Thursday, 8 July 2010

Pillow? No no.

Now that Em's a toddler, we're looking at moving her out of her "childhood" crib and into a bed. To get her ready for the transition, I've been letting her fall asleep in the parental bed. This has included her lying on a pillow. The look on her face of child-ecstasy as she falls into the pillow is incredible.

So... thinks dad putting two and two together in a vein attempt to equal four... maybe if we put a pillow in Em's cot she'd be happier going to bed.

One night I went to bed, putting the pillow under her head and marvelling at my thoughtfulness, mentally writing my dad of the year award as I walked, rather pleased with myself, back to bed.

Then I did some searching on Google which prompted me to jump out of bed, rip the pillow out of her bed and mentally scold myself for being the largest dufus in the world.

What did I find? The long and the short of it is - toddlers don't need a pillow and to prove how much they don't need one, they can die from SIDS if they sleep with one.

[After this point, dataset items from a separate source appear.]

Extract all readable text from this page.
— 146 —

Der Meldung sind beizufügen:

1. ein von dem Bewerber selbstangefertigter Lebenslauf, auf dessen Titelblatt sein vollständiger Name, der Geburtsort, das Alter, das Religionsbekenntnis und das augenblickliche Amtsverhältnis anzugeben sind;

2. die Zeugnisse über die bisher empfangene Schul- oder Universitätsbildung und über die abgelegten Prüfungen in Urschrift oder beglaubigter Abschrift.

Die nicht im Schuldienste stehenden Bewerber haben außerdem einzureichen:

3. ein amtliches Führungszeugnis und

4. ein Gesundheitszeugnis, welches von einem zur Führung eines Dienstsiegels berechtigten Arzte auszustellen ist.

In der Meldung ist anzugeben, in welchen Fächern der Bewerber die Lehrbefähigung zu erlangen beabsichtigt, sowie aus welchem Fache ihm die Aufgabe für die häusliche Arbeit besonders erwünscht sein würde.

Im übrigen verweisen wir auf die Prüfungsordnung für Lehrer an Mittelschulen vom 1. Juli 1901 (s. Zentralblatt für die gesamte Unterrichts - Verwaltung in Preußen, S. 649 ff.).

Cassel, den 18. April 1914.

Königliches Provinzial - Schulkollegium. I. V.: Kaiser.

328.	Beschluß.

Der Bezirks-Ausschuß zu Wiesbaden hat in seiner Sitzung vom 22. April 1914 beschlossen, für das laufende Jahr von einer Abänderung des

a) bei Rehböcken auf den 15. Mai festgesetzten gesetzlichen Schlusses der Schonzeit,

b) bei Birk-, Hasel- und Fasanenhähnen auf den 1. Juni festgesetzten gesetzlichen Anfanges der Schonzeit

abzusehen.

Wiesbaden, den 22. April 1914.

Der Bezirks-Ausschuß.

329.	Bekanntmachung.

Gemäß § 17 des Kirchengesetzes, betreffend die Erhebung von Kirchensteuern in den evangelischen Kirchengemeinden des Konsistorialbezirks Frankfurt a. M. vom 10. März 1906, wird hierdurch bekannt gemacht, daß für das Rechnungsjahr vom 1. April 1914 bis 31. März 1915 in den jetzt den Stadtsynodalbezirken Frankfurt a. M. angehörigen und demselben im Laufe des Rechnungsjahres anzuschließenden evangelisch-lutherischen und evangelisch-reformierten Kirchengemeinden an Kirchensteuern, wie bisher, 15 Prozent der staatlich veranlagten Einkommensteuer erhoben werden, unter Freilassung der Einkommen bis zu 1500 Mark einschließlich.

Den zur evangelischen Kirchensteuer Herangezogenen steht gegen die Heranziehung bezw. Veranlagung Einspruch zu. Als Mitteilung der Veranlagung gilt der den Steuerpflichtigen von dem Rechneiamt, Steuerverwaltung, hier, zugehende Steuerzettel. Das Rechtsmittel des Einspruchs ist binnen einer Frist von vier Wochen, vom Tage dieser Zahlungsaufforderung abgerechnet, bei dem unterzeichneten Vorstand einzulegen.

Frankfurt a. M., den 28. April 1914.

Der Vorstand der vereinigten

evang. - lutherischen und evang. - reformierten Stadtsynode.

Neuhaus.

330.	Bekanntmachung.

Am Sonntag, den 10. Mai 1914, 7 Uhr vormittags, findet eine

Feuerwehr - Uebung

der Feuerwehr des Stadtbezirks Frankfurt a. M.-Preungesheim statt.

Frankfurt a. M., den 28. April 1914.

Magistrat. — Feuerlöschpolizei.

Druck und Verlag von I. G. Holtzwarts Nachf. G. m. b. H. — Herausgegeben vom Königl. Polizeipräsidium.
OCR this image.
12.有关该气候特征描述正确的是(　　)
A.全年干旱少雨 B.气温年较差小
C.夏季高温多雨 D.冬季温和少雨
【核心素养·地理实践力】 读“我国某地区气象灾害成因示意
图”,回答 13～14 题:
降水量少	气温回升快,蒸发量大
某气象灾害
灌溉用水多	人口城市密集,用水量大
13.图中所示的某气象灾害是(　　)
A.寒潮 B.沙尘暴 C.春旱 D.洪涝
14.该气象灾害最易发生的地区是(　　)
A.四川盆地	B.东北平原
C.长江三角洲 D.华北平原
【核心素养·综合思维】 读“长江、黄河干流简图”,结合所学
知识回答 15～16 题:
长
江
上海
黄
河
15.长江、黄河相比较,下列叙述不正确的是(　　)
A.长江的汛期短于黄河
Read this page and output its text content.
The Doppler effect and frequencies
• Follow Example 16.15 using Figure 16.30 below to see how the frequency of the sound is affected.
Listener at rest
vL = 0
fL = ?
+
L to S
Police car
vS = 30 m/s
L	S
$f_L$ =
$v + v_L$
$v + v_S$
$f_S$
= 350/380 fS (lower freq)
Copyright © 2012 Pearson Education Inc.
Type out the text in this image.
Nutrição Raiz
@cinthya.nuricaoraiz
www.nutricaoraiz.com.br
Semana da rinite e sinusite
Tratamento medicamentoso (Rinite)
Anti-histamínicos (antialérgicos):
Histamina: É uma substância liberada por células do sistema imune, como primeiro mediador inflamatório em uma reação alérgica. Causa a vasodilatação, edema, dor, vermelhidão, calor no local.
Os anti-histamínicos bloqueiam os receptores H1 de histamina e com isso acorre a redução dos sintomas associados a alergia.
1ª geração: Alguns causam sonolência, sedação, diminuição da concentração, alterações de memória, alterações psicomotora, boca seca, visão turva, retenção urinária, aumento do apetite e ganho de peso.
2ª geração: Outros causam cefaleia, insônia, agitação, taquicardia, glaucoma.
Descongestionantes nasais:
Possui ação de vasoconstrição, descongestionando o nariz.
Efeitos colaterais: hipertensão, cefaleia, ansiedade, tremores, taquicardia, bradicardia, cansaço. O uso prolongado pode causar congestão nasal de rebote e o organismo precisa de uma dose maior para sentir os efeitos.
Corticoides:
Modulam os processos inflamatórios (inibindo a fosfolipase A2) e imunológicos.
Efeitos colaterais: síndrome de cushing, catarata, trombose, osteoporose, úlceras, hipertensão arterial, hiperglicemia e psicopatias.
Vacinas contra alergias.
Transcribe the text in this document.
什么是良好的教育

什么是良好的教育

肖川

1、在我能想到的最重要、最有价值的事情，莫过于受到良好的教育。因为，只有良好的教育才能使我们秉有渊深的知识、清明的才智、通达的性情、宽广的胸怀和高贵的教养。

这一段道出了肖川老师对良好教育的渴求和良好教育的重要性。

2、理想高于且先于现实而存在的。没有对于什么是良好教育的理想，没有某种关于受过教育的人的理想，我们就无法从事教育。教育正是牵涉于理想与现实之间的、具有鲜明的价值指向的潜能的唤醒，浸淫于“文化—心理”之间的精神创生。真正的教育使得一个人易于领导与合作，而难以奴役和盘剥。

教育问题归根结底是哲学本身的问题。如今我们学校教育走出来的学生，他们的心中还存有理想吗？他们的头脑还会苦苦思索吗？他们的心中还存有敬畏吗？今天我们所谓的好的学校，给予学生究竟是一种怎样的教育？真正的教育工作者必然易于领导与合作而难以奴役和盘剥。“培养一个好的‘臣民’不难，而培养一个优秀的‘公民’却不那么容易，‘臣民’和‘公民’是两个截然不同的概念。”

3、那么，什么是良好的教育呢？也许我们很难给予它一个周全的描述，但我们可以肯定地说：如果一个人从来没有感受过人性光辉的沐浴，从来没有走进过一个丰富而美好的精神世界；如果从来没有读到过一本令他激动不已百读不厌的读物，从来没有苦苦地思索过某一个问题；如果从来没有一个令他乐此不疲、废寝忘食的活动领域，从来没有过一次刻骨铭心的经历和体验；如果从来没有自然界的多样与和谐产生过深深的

I quote from one of the happier posts I found:
Pillows could be dangerous for babies.
- They can cause suffocation, either by the baby turning face down and burying his face in the pillow or by getting his head under the pillow. This is rare.
- Babies do not need a pillow to sleep comfortably.
- Do not use pillows until the child moves from the cot into a normal bed, usually at 2 to 3 years. Even then pillows are not essential, but children usually want to have one to be like everyone else. Once our shoulders are wider than our heads, most of us sleep more comfortably with a pillow.
- Young children should start with a flattish and fairly firm pillow. Older children usually choose the type and size they prefer. The type of filling does not matter unless there is an allergy problem.
To tell the truth, I didn't really get beyond the first half of the first point before my better judgement felt that it was easier to explain to Emily why she couldn't have a pillow than to explain to Sue why we have a dead child.

I think the hunt for a bed is still on, but I walk the pillow line with sweaty palm and dread in my heart.